How many chickens do you have? We love pictures. What kind of chickens? How long have you had them?


----------



## robin416 (Sep 8, 2013)

I need to go back and fix a couple of posts that you made. Not the ones that had us all on high alert but the others when you first joined.

We're always happy to have things work out for everyone, welcome back.


----------



## havasu (Jun 21, 2012)

Welcome to the forum. Sorry for being such a quick trigger puller!


----------



## birdybirdlover (Oct 1, 2016)

Lag, sorry didnt mean to post this message so Im editing it ;-;


----------



## birdybirdlover (Oct 1, 2016)

robin416 said:


> I need to go back and fix a couple of posts that you made.
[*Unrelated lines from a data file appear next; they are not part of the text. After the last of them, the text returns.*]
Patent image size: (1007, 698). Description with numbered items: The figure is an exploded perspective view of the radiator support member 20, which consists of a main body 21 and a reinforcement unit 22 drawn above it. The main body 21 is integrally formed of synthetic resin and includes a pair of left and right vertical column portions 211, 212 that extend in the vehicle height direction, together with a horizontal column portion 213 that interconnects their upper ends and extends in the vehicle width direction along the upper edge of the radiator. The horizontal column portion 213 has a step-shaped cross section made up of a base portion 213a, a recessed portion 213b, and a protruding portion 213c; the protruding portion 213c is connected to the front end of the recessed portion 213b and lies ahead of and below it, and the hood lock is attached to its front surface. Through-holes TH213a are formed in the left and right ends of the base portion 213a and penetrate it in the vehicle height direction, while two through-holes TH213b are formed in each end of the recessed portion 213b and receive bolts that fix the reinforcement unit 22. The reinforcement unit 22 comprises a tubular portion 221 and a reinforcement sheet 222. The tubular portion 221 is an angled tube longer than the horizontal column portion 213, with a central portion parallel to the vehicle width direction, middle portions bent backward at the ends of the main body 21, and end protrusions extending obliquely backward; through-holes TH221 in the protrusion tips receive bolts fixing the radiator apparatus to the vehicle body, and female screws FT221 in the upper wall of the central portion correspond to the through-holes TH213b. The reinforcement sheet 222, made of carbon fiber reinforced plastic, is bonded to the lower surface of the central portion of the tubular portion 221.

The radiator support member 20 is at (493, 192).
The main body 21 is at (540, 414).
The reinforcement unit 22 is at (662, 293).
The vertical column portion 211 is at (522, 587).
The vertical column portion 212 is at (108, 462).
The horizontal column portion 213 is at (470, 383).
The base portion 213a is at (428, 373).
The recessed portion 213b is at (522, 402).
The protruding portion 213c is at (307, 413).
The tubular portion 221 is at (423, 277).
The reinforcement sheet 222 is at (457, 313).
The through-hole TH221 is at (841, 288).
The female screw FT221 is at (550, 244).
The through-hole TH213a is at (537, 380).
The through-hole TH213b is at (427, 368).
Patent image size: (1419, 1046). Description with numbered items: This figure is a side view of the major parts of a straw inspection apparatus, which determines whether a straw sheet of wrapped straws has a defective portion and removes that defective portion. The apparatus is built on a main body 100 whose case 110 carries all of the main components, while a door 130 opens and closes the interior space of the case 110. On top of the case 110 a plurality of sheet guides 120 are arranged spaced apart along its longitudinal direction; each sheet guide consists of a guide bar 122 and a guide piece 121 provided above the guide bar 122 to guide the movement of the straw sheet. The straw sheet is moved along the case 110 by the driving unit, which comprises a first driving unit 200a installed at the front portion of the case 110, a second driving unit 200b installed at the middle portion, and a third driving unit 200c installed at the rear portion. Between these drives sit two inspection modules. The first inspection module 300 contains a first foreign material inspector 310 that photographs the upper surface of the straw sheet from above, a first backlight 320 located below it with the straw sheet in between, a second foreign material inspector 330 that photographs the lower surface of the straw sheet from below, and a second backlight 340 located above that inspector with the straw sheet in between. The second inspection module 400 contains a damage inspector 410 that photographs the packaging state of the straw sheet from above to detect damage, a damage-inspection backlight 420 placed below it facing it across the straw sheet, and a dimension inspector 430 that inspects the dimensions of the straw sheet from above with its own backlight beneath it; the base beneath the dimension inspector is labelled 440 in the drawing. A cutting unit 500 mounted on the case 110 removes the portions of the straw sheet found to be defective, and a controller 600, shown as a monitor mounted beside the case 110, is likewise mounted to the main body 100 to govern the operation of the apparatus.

Not the ones that had us all on high alert but the others when you first joined.
> 
> We're always happy to have things work out for everyone, welcome back.


Thanks...I wish I knew before all that happened...but what do you mean "everyone was on high alert"?


----------



## birdybirdlover (Oct 1, 2016)

havasu said:


> Welcome to the forum. Sorry for being such a quick trigger puller!


Its ok, I deserved it, I shouldnt go around advertising stuff like that, chicken related or not, but thanks for unbanning me Im not going to do it again


----------



## robin416 (Sep 8, 2013)

There are those that come to forums to do nothing but load it up with spam. Some of it is dangerous, some of it is x rated. So, to keep this a family friendly site we have to stay on our toes. 

Congratulations, you tested us. Not sure who won this round but you're back and we're back down to defcon 5.


----------



## birdybirdlover (Oct 1, 2016)

seminolewind said:


> Hi Birdybirdlover, Welcome to the forum and we are looking forward to chatting with you. It's unfortunate that you were a victim of "troll patrol". At times we get a few people on here that only want to advertise and nothing more. They get removed. Sometimes it's hard to tell what a new member's motives are .
> 
> How many chickens do you have? We love pictures. What kind of chickens? How long have you had them?


Thanks I really didnt know, I shouldnt have done it anyways, I feel like people hate me, but I have 25 chickens, assorted breeds, few being silkies, reds, leghorns, an more. What about you?


----------



## birdybirdlover (Oct 1, 2016)

robin416 said:


> There are those that come to forums to do nothing but load it up with spam. Some of it is dangerous, some of it is x rated. So, to keep this a family friendly site we have to stay on our toes.
> 
> Congratulations, you tested us. Not sure who won this round but you're back and we're back down to defcon 5.


Sorry again, I really do feel bad. And I understand completely, Ill be on the sight more often and I can lend an eye if you need any help, I love chickens and this community and Id do anything for it


----------



## robin416 (Sep 8, 2013)

Unless the admin can do it, it looks like you might have to re-add your pics. I did your old posts.


----------



## birdybirdlover (Oct 1, 2016)

Ok thanks! I can do that soon, thank you robin416  I hope nobody hates me


----------



## robin416 (Sep 8, 2013)

We have no reason to be mad. So, stop worrying about it.


----------



## birdybirdlover (Oct 1, 2016)

Ok, thanks


----------



## seminole wind (Aug 22, 2015)

birdybirdlover said:


> Thanks I really didnt know, I shouldnt have done it anyways, I feel like people hate me, but I have 25 chickens, assorted breeds, few being silkies, reds, leghorns, an more. What about you?


No one hates you. And stop apologizing. 
25 chickens? I now have 18 chickens and 10 silkies. I don't count silkies with counting my chickens.

How long have you had chickens?


----------



## seminole wind (Aug 22, 2015)

robin416 said:


> Unless the admin can do it, it looks like you might have to re-add your pics. I did your old posts.


So Birdy's pics disappeared? I have 2 other members who have pics that disappeared.


----------



## robin416 (Sep 8, 2013)

It has something to do with the threads being deleted. They didn't actually disappear, they just didn't come back when I reinstated the threads.


----------